11. I have perused the lease agreement that is the subject of this suit and I find it is not disputed that the parties herein entered into a lease agreement whose terms were that the lease would expire after a period of 11 years. Needless to say, the contract contained a dispute settlement mechanism through arbitration. The question before the court is whether there is a dispute capable of being referred to arbitration so as to warrant the granting of the orders sought.

12. A perusal of the lease agreement also shows that the 11-year period has already expired. The lease did not provide an avenue for the extension of the lease and any other discussion as to legitimate expectation on extension of the lease falls outside the scope of the lease. The applicant invites the court to stop his eviction from the premises. I however find that such an order would amount to rewriting the contract of the parties.

13. The Court of Appeal in Husamuddin Gulamhussein Pothiwalla Administrator, Trustee and Executor of the Estate of Gulamhussein & Ebrahim Pothiwalla vs. Kidogo Basi Housing Corporative Society Limited and 31 Others Civil Appeal No. 330 of 2003 stated that: -“A court of law cannot re-write a contract between the parties. The parties are bound by the terms of their contract, unless coercion, fraud or undue influence are pleaded and proved. There was not the remotest suggestion of coercion, fraud or undue influence in regard to the terms of the charge. It is clear beyond peradventure that save for those special cases where equity might be prepared to relieve a party from a bad bargain, it is ordinarily no part of equity’s function to allow a party to escape from a bad bargain.”

14. The applicant’s case is that the respondent has threatened to forcefully evict him from the leased premises despite having promised to renew the lease if he paid Kshs. 1,000,000. The applicant contends that he paid the said sum and therefore expected his lease to be renewed. I note that the arbitral clause of the lease agreement stipulates that arbitration is the first port of call for any disputes that may arise, either before or after the expiration or termination of this lease, between the lessor and the lessee or those claiming under them. The wording of the arbitral clause is clear that the parties can go to arbitration even after the expiry of the lease.
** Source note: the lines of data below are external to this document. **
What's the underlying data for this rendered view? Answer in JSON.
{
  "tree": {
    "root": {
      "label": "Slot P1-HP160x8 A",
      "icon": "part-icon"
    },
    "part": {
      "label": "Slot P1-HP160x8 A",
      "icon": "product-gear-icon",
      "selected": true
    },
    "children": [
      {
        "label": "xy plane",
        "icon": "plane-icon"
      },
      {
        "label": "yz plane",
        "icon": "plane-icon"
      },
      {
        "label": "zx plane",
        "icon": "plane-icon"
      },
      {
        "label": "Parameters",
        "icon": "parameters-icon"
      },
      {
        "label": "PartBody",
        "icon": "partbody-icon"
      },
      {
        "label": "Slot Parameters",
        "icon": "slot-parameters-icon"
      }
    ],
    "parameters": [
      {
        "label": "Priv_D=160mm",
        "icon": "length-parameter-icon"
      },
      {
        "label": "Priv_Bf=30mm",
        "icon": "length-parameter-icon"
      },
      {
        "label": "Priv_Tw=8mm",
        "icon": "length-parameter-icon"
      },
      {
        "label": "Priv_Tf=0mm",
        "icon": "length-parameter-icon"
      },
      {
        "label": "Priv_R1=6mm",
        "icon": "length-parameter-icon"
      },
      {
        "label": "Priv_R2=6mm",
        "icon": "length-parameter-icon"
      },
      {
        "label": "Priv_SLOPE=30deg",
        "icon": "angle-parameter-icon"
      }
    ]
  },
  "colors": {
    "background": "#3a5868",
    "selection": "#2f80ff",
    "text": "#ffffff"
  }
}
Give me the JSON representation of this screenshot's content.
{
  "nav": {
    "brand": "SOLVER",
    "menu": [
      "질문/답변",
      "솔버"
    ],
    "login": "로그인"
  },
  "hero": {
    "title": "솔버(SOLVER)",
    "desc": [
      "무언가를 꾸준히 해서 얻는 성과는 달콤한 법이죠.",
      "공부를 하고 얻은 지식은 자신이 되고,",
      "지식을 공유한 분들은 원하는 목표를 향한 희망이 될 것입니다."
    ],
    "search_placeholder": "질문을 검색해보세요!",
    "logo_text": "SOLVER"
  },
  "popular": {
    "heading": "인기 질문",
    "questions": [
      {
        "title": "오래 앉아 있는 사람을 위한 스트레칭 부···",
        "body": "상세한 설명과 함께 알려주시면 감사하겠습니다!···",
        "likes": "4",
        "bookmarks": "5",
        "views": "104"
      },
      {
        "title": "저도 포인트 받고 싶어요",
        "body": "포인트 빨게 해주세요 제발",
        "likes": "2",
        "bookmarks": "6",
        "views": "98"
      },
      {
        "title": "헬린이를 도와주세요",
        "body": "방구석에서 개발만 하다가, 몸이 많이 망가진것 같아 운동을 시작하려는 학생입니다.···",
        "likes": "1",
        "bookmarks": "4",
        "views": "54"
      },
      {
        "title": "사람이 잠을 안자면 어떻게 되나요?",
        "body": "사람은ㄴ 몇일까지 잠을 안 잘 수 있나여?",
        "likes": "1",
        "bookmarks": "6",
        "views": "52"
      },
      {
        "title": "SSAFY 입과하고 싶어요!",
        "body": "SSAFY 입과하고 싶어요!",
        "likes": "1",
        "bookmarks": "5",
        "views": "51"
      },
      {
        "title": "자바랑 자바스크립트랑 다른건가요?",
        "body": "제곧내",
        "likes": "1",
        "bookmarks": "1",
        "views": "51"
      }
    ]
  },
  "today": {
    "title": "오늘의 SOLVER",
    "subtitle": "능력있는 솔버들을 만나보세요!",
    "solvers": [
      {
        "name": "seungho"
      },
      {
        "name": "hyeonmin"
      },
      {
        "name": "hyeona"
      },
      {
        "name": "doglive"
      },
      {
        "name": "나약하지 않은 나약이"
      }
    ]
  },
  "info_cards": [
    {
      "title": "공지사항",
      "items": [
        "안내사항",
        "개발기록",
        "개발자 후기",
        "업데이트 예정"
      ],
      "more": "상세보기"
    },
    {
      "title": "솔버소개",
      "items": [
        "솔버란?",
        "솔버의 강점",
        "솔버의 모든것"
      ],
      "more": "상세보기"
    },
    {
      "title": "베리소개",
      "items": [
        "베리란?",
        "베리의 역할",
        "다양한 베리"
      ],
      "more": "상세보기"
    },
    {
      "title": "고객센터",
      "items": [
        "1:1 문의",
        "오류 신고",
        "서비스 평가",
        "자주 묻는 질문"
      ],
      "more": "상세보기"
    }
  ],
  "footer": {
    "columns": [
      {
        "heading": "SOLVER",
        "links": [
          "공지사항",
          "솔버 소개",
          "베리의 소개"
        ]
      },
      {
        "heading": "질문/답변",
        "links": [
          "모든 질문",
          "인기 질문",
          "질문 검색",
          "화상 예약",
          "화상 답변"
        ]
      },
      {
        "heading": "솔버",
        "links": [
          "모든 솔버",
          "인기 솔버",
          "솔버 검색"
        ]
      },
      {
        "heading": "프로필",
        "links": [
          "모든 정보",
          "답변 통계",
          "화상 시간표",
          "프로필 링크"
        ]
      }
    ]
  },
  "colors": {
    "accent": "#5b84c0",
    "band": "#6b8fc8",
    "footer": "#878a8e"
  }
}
15. Having regard to the above position, I am satisfied that the applicant has established the existence of an arbitration agreement and that the threatened forceful eviction places the subject matter of arbitration is under threat. I therefore find that, in the circumstances of this case there is need to grant the applicant the interim measure of protection but on condition that the dispute shall be placed before the appointed arbitrator within 45 days from the date of this ruling failure of which the preservation orders issued herein shall be vacated. The costs of this application shall abide the outcome of the arbitration.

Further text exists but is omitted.